Published in 1951, The Origins of Totalitarianism was an analysis of the rise of the various totalitarian regimes of the early 20th century, specifically those in the USSR and Germany, rejecting the label for other countries with similar governments such as Spain and Italy. In multiple cases, Arendt traces the roots of totalitarianism to racism and an expansion of a country beyond natural boundaries.

The Human Condition

The Human Condition was published in 1958 and addresses the variety of ways people have participated in public life in the history of Western civilization.

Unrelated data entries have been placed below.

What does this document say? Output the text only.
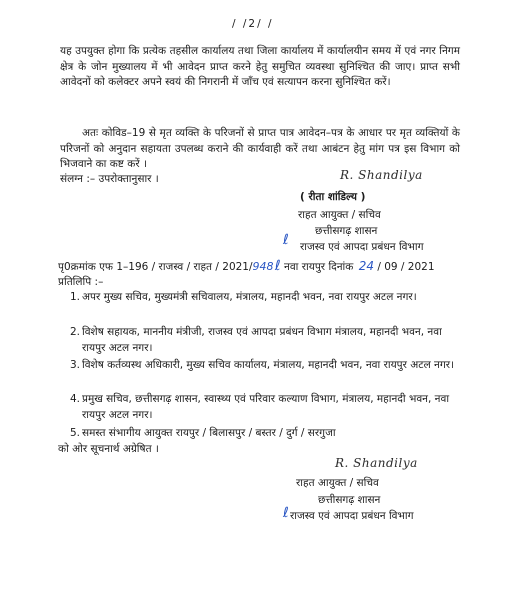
/ /2/ /
यह उपयुक्त होगा कि प्रत्येक तहसील कार्यालय तथा जिला कार्यालय में कार्यालयीन समय में एवं नगर निगम क्षेत्र के जोन मुख्यालय में भी आवेदन प्राप्त करने हेतु समुचित व्यवस्था सुनिश्चित की जाए। प्राप्त सभी आवेदनों को कलेक्टर अपने स्वयं की निगरानी में जाँच एवं सत्यापन करना सुनिश्चित करें।
अतः कोविड–19 से मृत व्यक्ति के परिजनों से प्राप्त पात्र आवेदन–पत्र के आधार पर मृत व्यक्तियों के परिजनों को अनुदान सहायता उपलब्ध कराने की कार्यवाही करें तथा आबंटन हेतु मांग पत्र इस विभाग को भिजवाने का कष्ट करें ।
संलग्न :– उपरोक्तानुसार ।	R. Shandilya
( रीता शांडिल्य )
राहत आयुक्त / सचिव
छत्तीसगढ़ शासन
ℓ राजस्व एवं आपदा प्रबंधन विभाग
पृ0क्रमांक एफ 1–196 / राजस्व / राहत / 2021/948 ℓ नवा रायपुर दिनांक 24 / 09 / 2021
प्रतिलिपि :–
1. अपर मुख्य सचिव, मुख्यमंत्री सचिवालय, मंत्रालय, महानदी भवन, नवा रायपुर अटल नगर।
2. विशेष सहायक, माननीय मंत्रीजी, राजस्व एवं आपदा प्रबंधन विभाग मंत्रालय, महानदी भवन, नवा रायपुर अटल नगर।
3. विशेष कर्तव्यस्थ अधिकारी, मुख्य सचिव कार्यालय, मंत्रालय, महानदी भवन, नवा रायपुर अटल नगर।
4. प्रमुख सचिव, छत्तीसगढ़ शासन, स्वास्थ्य एवं परिवार कल्याण विभाग, मंत्रालय, महानदी भवन, नवा रायपुर अटल नगर।
5. समस्त संभागीय आयुक्त रायपुर / बिलासपुर / बस्तर / दुर्ग / सरगुजा
को ओर सूचनार्थ अग्रेषित ।
R. Shandilya
राहत आयुक्त / सचिव
छत्तीसगढ़ शासन
ℓ राजस्व एवं आपदा प्रबंधन विभाग
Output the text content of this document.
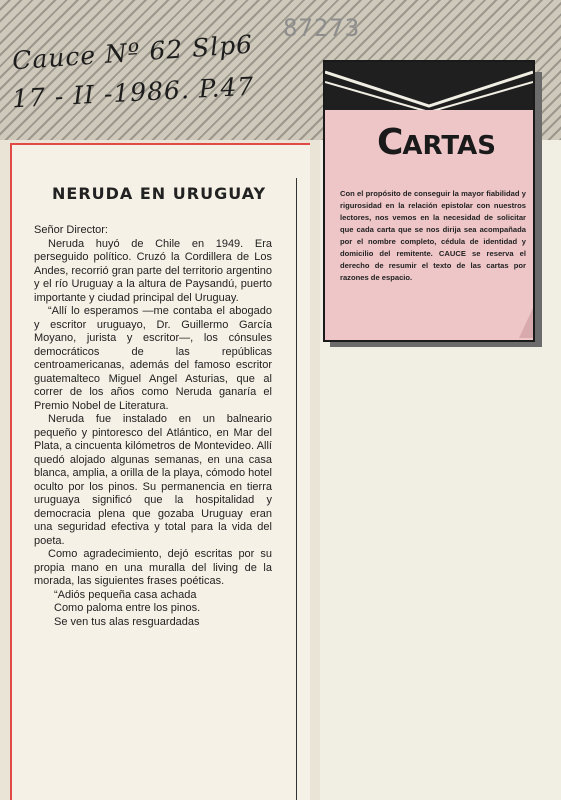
Cauce Nº 62 Slp6
17 - II -1986. P.47
87273
NERUDA EN URUGUAY

Señor Director:

Neruda huyó de Chile en 1949. Era perseguido político. Cruzó la Cordillera de Los Andes, recorrió gran parte del territorio argentino y el río Uruguay a la altura de Paysandú, puerto importante y ciudad principal del Uruguay.

“Allí lo esperamos —me contaba el abogado y escritor uruguayo, Dr. Guillermo García Moyano, jurista y escritor—, los cónsules democráticos de las repúblicas centroamericanas, además del famoso escritor guatemalteco Miguel Angel Asturias, que al correr de los años como Neruda ganaría el Premio Nobel de Literatura.

Neruda fue instalado en un balneario pequeño y pintoresco del Atlántico, en Mar del Plata, a cincuenta kilómetros de Montevideo. Allí quedó alojado algunas semanas, en una casa blanca, amplia, a orilla de la playa, cómodo hotel oculto por los pinos. Su permanencia en tierra uruguaya significó que la hospitalidad y democracia plena que gozaba Uruguay eran una seguridad efectiva y total para la vida del poeta.

Como agradecimiento, dejó escritas por su propia mano en una muralla del living de la morada, las siguientes frases poéticas.

“Adiós pequeña casa achada

Como paloma entre los pinos.

Se ven tus alas resguardadas

CARTAS

Con el propósito de conseguir la mayor fiabilidad y rigurosidad en la relación epistolar con nuestros lectores, nos vemos en la necesidad de solicitar que cada carta que se nos dirija sea acompañada por el nombre completo, cédula de identidad y domicilio del remitente. CAUCE se reserva el derecho de resumir el texto de las cartas por razones de espacio.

Eichmann in Jerusalem: A Report on the Banality of Evil

In 1960, Adolf Eichmann, called the "Architect of the Holocaust," was arrested in Argentina and brought to Jerusalem to stand trial. Hannah Arendt covered the trial for The New Yorker and published her thoughts on matter in 1963. In this work, she coined the phrase she has become best known for, the "banality of evil" - referring to the fact that Adolf Eichmann was not a psychopath or other kind of maniac, but a "normal" man who had accepted the evil of the Nazi regime because it came from a place of authority.

Important Quotes

In The Origins of Totalitarianism, she wrote on the ideological connection between Darwin and Hitler.

Underlying the Nazis’ belief in race laws as the expression of the law of nature in man, is Darwin’s idea of man as the product of a natural development which does not necessarily stop with the present species of human being.”[1]